Event Date and Time
-
Location
Zoom
Please join us this Thursday, November 12th, at 3pm ET for "Living as Our Ancestors Did: Indigenous Responses to Globalization in Central Peru" by Joseph Mays. You can join the Zoom meeting through the following link: https://us02web.zoom.us/j/88064428420?pwd=VFJVamkrWUxCMFVPUGVLVlcrQmlidz09.
 
Joe's dissertation is also available here for those who want to consult it before or after his presentation.
 
Living as Our Ancestors Did: Indigenous Responses to Globalization in Central Peru
Joseph Mays, University of Kent
 
Since the formation of the Biosphere Reserve "Oxapampa-Ashaninka-Yanesha" (BIOAY) in 2010, Yanesha of the Selva Alta have embraced certain cultural markers of indigenous identity which signifies their changing relationship to economic development in the Pasco region. Drawing on concepts of cultural commodification as socio-economic adaptation explored by John L. and Jean Comaroff in Ethnicity Inc. (2009), Joseph Mays will present on local perceptions of the influences of external actors in Tsachopen, and how Yanesha use interactions with the coffee trade, tourism, and academic research to achieve goals of economic advancement, cultural revitalization, and restoration of biodiversity.

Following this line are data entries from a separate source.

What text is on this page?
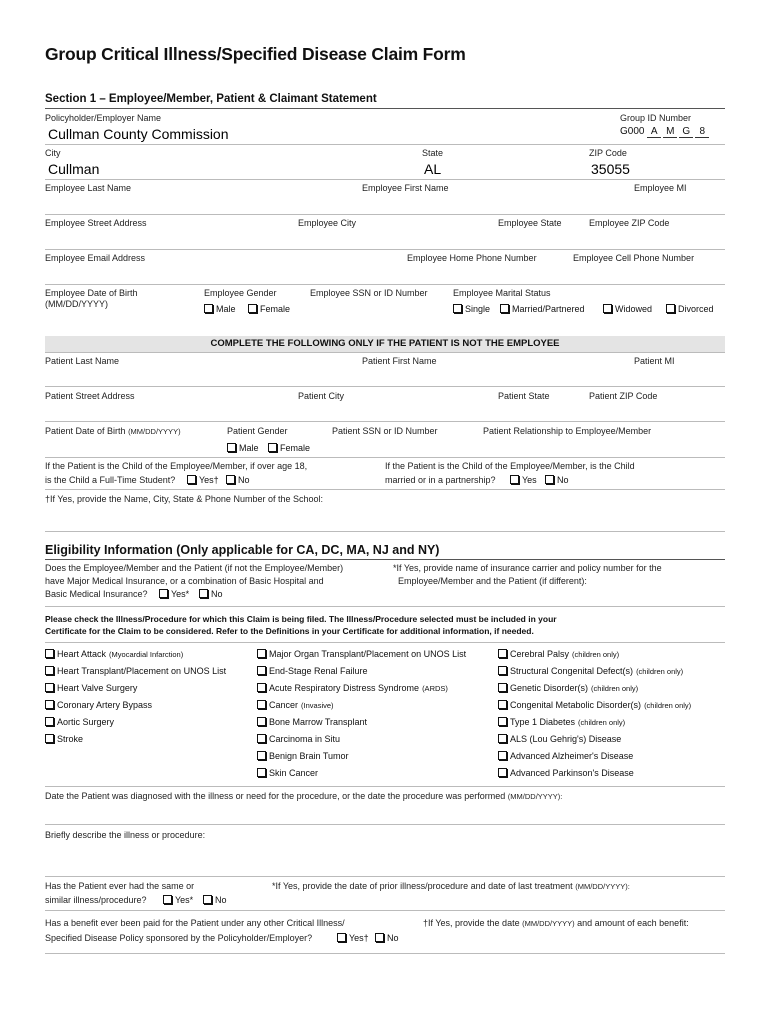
Group Critical Illness/Specified Disease Claim Form
Section 1 – Employee/Member, Patient & Claimant Statement
Policyholder/Employer Name	Group ID Number
Cullman County Commission	G000 A M G 8
City	State	ZIP Code
Cullman	AL	35055
Employee Last Name	Employee First Name	Employee MI
Employee Street Address	Employee City	Employee State	Employee ZIP Code
Employee Email Address	Employee Home Phone Number	Employee Cell Phone Number
Employee Date of Birth
(MM/DD/YYYY)
Employee Gender	Employee SSN or ID Number	Employee Marital Status
Male	Female	Single	Married/Partnered	Widowed	Divorced
COMPLETE THE FOLLOWING ONLY IF THE PATIENT IS NOT THE EMPLOYEE
Patient Last Name	Patient First Name	Patient MI
Patient Street Address	Patient City	Patient State	Patient ZIP Code
Patient Date of Birth (MM/DD/YYYY)	Patient Gender	Patient SSN or ID Number	Patient Relationship to Employee/Member
Male	Female
If the Patient is the Child of the Employee/Member, if over age 18,
is the Child a Full-Time Student?	Yes†	No
If the Patient is the Child of the Employee/Member, is the Child
married or in a partnership?	Yes	No
†If Yes, provide the Name, City, State & Phone Number of the School:
Eligibility Information (Only applicable for CA, DC, MA, NJ and NY)
Does the Employee/Member and the Patient (if not the Employee/Member)
have Major Medical Insurance, or a combination of Basic Hospital and
Basic Medical Insurance?	Yes*	No
*If Yes, provide name of insurance carrier and policy number for the
Employee/Member and the Patient (if different):
Please check the Illness/Procedure for which this Claim is being filed. The Illness/Procedure selected must be included in your
Certificate for the Claim to be considered. Refer to the Definitions in your Certificate for additional information, if needed.
Heart Attack (Myocardial Infarction)
Heart Transplant/Placement on UNOS List
Heart Valve Surgery
Coronary Artery Bypass
Aortic Surgery
Stroke
Major Organ Transplant/Placement on UNOS List
End-Stage Renal Failure
Acute Respiratory Distress Syndrome (ARDS)
Cancer (Invasive)
Bone Marrow Transplant
Carcinoma in Situ
Benign Brain Tumor
Skin Cancer
Cerebral Palsy (children only)
Structural Congenital Defect(s) (children only)
Genetic Disorder(s) (children only)
Congenital Metabolic Disorder(s) (children only)
Type 1 Diabetes (children only)
ALS (Lou Gehrig's) Disease
Advanced Alzheimer's Disease
Advanced Parkinson's Disease
Date the Patient was diagnosed with the illness or need for the procedure, or the date the procedure was performed (MM/DD/YYYY):
Briefly describe the illness or procedure:
Has the Patient ever had the same or
similar illness/procedure?	Yes*	No
*If Yes, provide the date of prior illness/procedure and date of last treatment (MM/DD/YYYY):
Has a benefit ever been paid for the Patient under any other Critical Illness/
Specified Disease Policy sponsored by the Policyholder/Employer?	Yes†	No
†If Yes, provide the date (MM/DD/YYYY) and amount of each benefit:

The tension between Arun Agrawal’s “environmentality” (2005), which sees conservation behavior as externally-driven, and Michael Cepek’s (2011) rebuttal that indigenous communities create self-determined perspectives on socioecological transformation will serve as a framework through which to view the burgeoning industry of eco-cultural tourism in the BIOAY. The language of Yanesha comuneros contrasted with narratives surrounding the emergence of protected areas will be considered with indigenous ideas of agency, authenticity, and communication with nonhuman beings amidst a changing biocultural context. By analyzing the status of local yuca varieties, participation in the organic coffee and tourism markets, and the manufacture of natural products and traditional handicrafts, Mays will discuss how a shift towards “permaculture” as a return to ancestral foodways and commercialization of indigenous identity represents strategic responses to globalization being employed by Yanesha in Tsachopen, Peru.